Above all, trust your taste buds! If you prefer one type of bacon to another in certain dishes, go with your instinct.
Five Good Things
A new addition to The Omnivore for 2021… each month we’re sharing five things that we’ve read, seen or listened to… some food-related, some less so – but all worthy of checking out.
1/ READ: Hiakai by Monique Fiso
A heart-stirring account of Māori food – its traditions, ingredients and tikanga (customs and traditional values). Monique runs a Wellington restaurant (also named Hiakai) that was recently named amount Lonely Planet’s top travel pics for 2021. Look for a copy at your local bookstore or library.
2/ LISTEN: A Carnivore’s Crisis by Rachel Khoo (and produced by NZer Nicola Harvey)
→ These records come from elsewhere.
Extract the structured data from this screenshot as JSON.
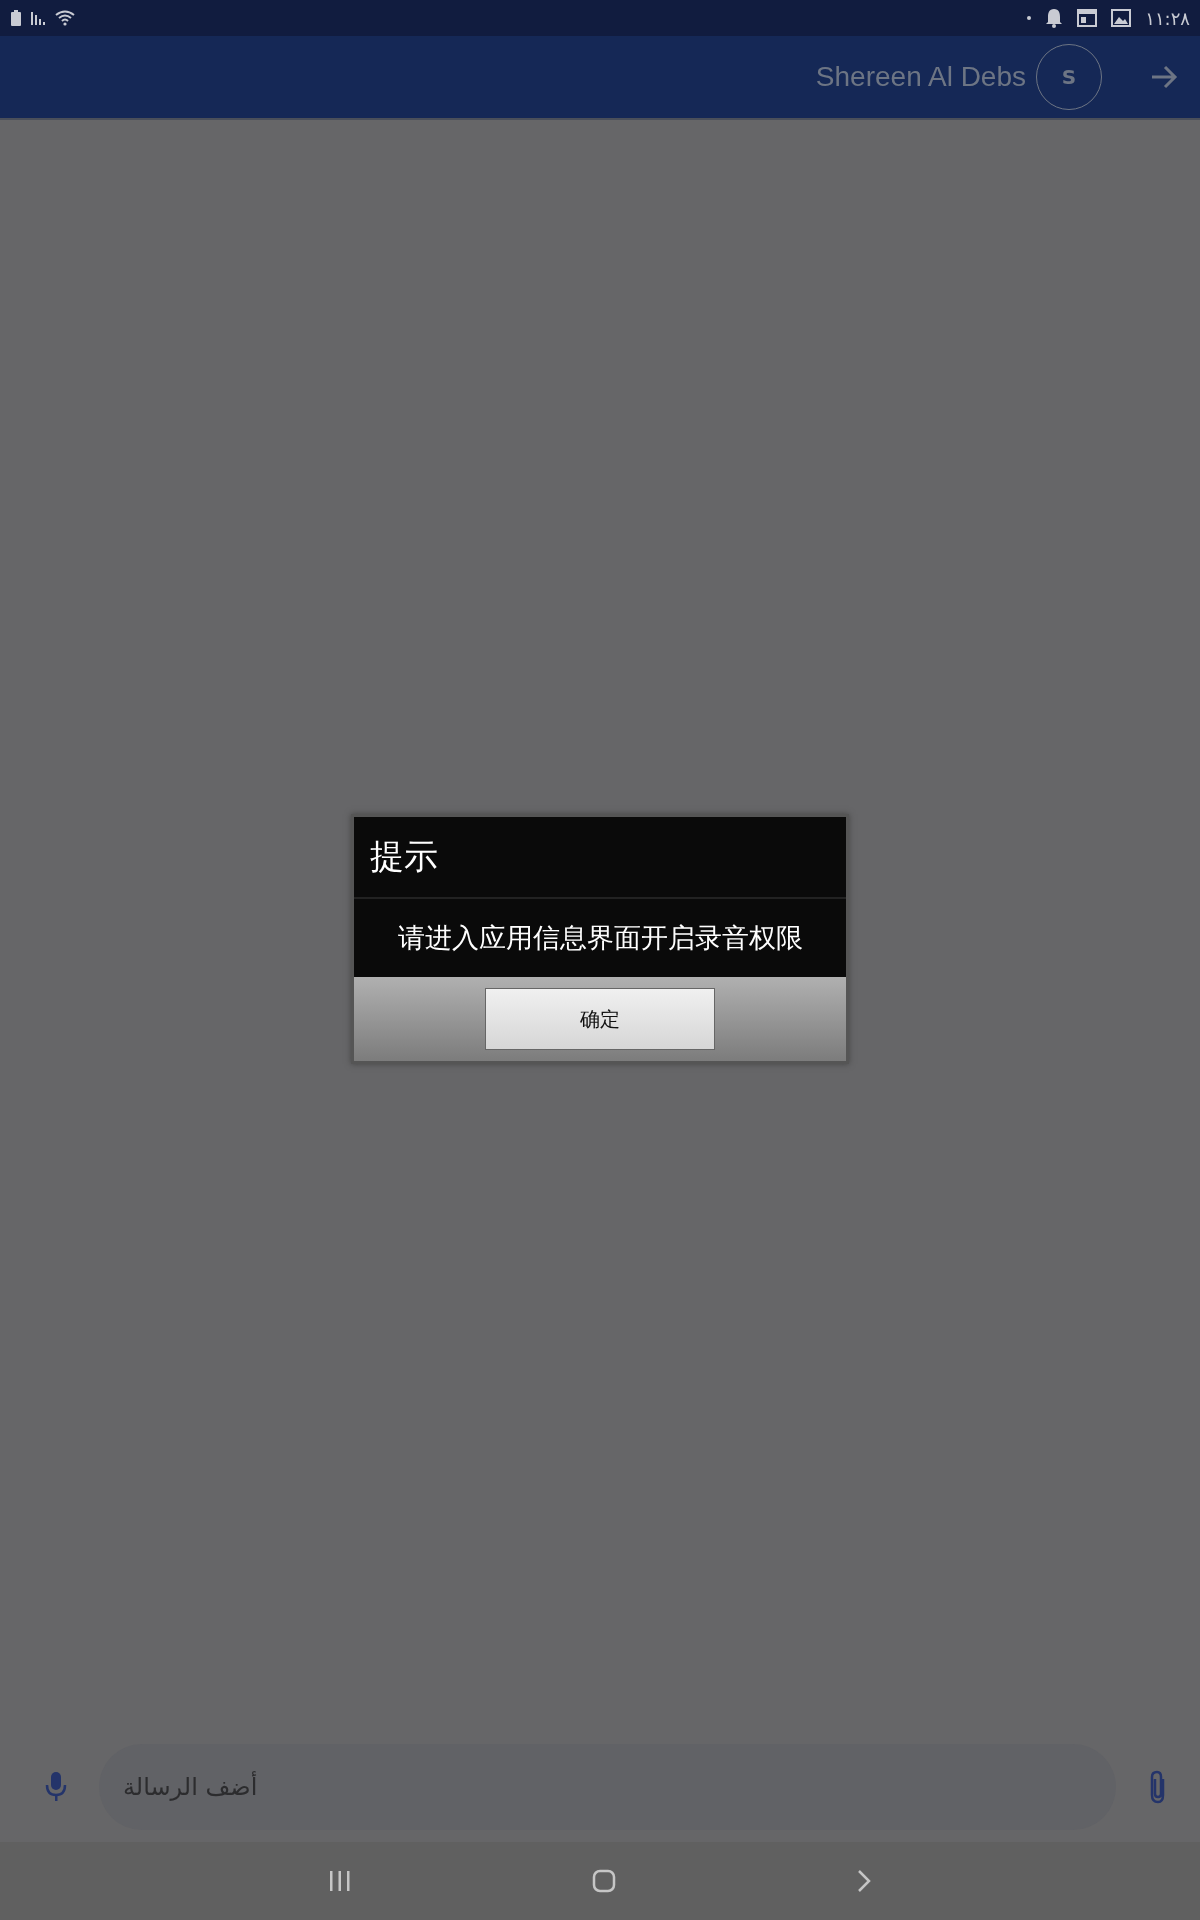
{
  "status_bar": {
    "time": "١١:٢٨"
  },
  "header": {
    "name": "Shereen Al Debs",
    "avatar_letter": "S"
  },
  "dialog": {
    "title": "提示",
    "message": "请进入应用信息界面开启录音权限",
    "button": "确定"
  },
  "composer": {
    "placeholder": "أضف الرسالة"
  }
}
This eight-episode Audible podcast doesn’t have all the answers for what the future of food should look like… in fact it left us with more questions than answers… but they were all really good questions! Get it here (paid content, but free trial available)
3/ READ: I run a butcher shop in small-town Pennsylvania. Covid-19 has transformed my business – possibly forever by Tod Auman and Sam Bloch
Our local butchers were not deemed essential during our March lockdown – it’s fascinating to see how they’re fairing in places where COVID is far from managed. Read it here.
4/ READ: Every dairy lolly in New Zealand, reviewed and ranked by Madeleine Chapman
When The Spinoff published Madeleine’s chip review, people called us (as the food section sponsor) to tell us she was treasonous and WRONG (she wasn’t BTW). This list didn’t inspire the same outrage, but it is a fun way to reminisce about lazy hot afternoon walks from the campground to the dairy. Read it here.
5/ EAT: Bad Baker Biscuits
I’ve diligently done school lunch baking every weekend for the past six years… but was recently relieved of my duties as these biscuits are *better than homemade ones*. And in all fairness, I can’t argue. The Double Chocolate Chunks ones are our pick – they make a great afternoon tea treat, but also stand up well as the shell of an ice cream sandwich (we’ve paired them with Duck Island Ice Cream’s Strawberry Coconut Lime Leaf). Find Bad Baker online here, or ask for them in your local grocery store.